Klinik Penanganan Pelanggaran Edisi #7 Soroti Netralitas ASN, Bawaslu Kota Tanjungpinang Perkuat Kapasitas Pengawasan
|
Tanjungpinang – Badan Pengawas Pemilihan Umum (Bawaslu) Kota Tanjungpinang mengikuti kegiatan Klinik Penanganan Pelanggaran Pemilu Edisi #7 yang diselenggarakan Bawaslu Provinsi Kepulauan Riau, Senin (07/09/2026). Kegiatan yang diikuti jajaran Bawaslu Kabupaten/Kota se-Provinsi Kepulauan Riau tersebut menjadi ruang untuk memperkuat kapasitas pengawas sekaligus membedah penanganan dugaan pelanggaran netralitas pada Pemilihan Tahun 2024.
Bawaslu Kota Tanjungpinang turut mengikuti kegiatan tersebut sebagai bagian dari upaya meningkatkan pemahaman dan kesiapan jajaran dalam menangani berbagai persoalan kepemiluan. Klinik Penanganan Pelanggaran menjadi wadah konsultasi, edukasi, serta diskusi untuk menyamakan pemahaman terkait mekanisme penanganan pelanggaran berdasarkan ketentuan peraturan perundang-undangan.
Kegiatan dibuka oleh Anggota Bawaslu Provinsi Kepulauan Riau, Dr. Rosnawati, M.A., selaku Koordinator Divisi Penanganan Pelanggaran dan Datin. Dalam arahannya, ia menekankan pentingnya penguatan kapasitas jajaran pengawas dalam menghadapi berbagai persoalan yang berkaitan dengan penanganan pelanggaran, termasuk dugaan pelanggaran netralitas ASN.
Rosnawati menyampaikan bahwa “Klinik Penanganan Pelanggaran Edisi ke-7 merupakan edisi terakhir dari rangkaian kegiatan Klinik PP. Oleh karena itu, ia berharap forum tersebut dapat menjadi momentum refleksi dan evaluasi bagi jajaran Bawaslu dalam meningkatkan kualitas penanganan pelanggaran pada masa mendatang.”

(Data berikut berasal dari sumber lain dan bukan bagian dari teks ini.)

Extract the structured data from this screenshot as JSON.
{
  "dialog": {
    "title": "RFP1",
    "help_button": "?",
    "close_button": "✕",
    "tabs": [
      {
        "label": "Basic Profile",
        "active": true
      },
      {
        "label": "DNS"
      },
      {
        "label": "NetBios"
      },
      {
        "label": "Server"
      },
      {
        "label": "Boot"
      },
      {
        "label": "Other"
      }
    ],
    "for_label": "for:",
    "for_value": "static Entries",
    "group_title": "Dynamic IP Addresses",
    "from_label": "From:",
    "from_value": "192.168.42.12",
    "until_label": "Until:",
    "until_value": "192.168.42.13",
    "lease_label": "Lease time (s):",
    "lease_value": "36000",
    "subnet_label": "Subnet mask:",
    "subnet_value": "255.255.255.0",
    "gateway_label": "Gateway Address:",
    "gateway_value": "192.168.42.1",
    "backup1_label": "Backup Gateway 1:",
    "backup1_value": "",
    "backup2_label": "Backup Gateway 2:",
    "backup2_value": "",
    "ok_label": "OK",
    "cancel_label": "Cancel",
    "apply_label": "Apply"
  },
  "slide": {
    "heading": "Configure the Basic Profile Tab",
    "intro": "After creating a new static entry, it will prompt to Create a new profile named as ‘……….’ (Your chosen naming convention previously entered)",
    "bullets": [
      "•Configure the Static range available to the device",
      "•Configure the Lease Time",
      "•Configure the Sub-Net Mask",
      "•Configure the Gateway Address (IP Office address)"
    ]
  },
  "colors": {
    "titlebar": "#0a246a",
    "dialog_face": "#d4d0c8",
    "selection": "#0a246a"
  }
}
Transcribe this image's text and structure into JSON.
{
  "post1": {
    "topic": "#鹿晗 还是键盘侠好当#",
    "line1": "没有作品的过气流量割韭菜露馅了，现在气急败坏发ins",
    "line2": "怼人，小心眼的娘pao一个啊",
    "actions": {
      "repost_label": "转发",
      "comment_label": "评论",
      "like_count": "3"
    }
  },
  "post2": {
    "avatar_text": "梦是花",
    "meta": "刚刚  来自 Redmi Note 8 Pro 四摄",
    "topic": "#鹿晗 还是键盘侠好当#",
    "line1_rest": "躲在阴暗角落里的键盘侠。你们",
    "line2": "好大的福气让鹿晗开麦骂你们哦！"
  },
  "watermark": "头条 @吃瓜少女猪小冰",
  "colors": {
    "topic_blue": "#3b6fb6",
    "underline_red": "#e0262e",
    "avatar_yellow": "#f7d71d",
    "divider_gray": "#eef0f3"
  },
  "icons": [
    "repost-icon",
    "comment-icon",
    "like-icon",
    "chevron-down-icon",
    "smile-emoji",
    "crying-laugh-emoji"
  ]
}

Pada edisi kali ini, Bawaslu Kabupaten Natuna menjadi narasumber dengan mengangkat tema “Penanganan Temuan Dugaan Netralitas Pjs. Bupati Natuna pada Pemilihan 2024.” Kasus tersebut menjadi bahan pembelajaran bagi jajaran Bawaslu Kabupaten/Kota dalam memahami proses penanganan dugaan pelanggaran yang berkaitan dengan netralitas pejabat pemerintahan.
Melalui pemaparan kasus tersebut, peserta diajak melihat secara lebih komprehensif bagaimana suatu dugaan pelanggaran ditindaklanjuti, mulai dari proses identifikasi, pengumpulan informasi dan bukti, kajian terhadap ketentuan yang berlaku, hingga proses penyelesaian sesuai kewenangan lembaga.
Netralitas ASN menjadi salah satu aspek penting dalam menjaga integritas penyelenggaraan Pemilu dan Pemilihan. Karena itu, jajaran pengawas dituntut memiliki pemahaman yang kuat terhadap regulasi serta mampu melakukan penanganan dugaan pelanggaran secara profesional, objektif, transparan, dan berkeadilan.
Tidak hanya menerima materi, peserta juga diberikan kesempatan untuk berkonsultasi dan berdiskusi mengenai berbagai persoalan yang berpotensi ditemukan dalam pelaksanaan tugas pengawasan. Forum tersebut menjadi ruang berbagi pengalaman antarjajaran Bawaslu sekaligus membahas langkah yang tepat ketika menghadapi persoalan penanganan pelanggaran di lapangan.
Kegiatan ini merupakan salah satu program kerja Bawaslu Provinsi Kepulauan Riau pada masa non-tahapan. Pelaksanaannya diharapkan dapat menjadi sarana berkelanjutan dalam meningkatkan kapasitas jajaran pengawas, khususnya dalam memahami regulasi, menganalisis dugaan pelanggaran, serta menentukan langkah penanganan sesuai prosedur.
Bagi Bawaslu Kota Tanjungpinang, keikutsertaan dalam Klinik Penanganan Pelanggaran Edisi #7 menjadi bagian dari komitmen untuk terus memperkuat kompetensi jajaran dan memastikan setiap dugaan pelanggaran kepemiluan dapat ditangani secara tepat berdasarkan prinsip profesionalitas, integritas, dan kepastian hukum.
Melalui forum konsultasi dan diskusi seperti ini, jajaran Bawaslu diharapkan semakin siap menghadapi dinamika persoalan kepemiluan serta mampu memberikan penanganan yang berkualitas dalam rangka menjaga proses demokrasi yang berintegritas.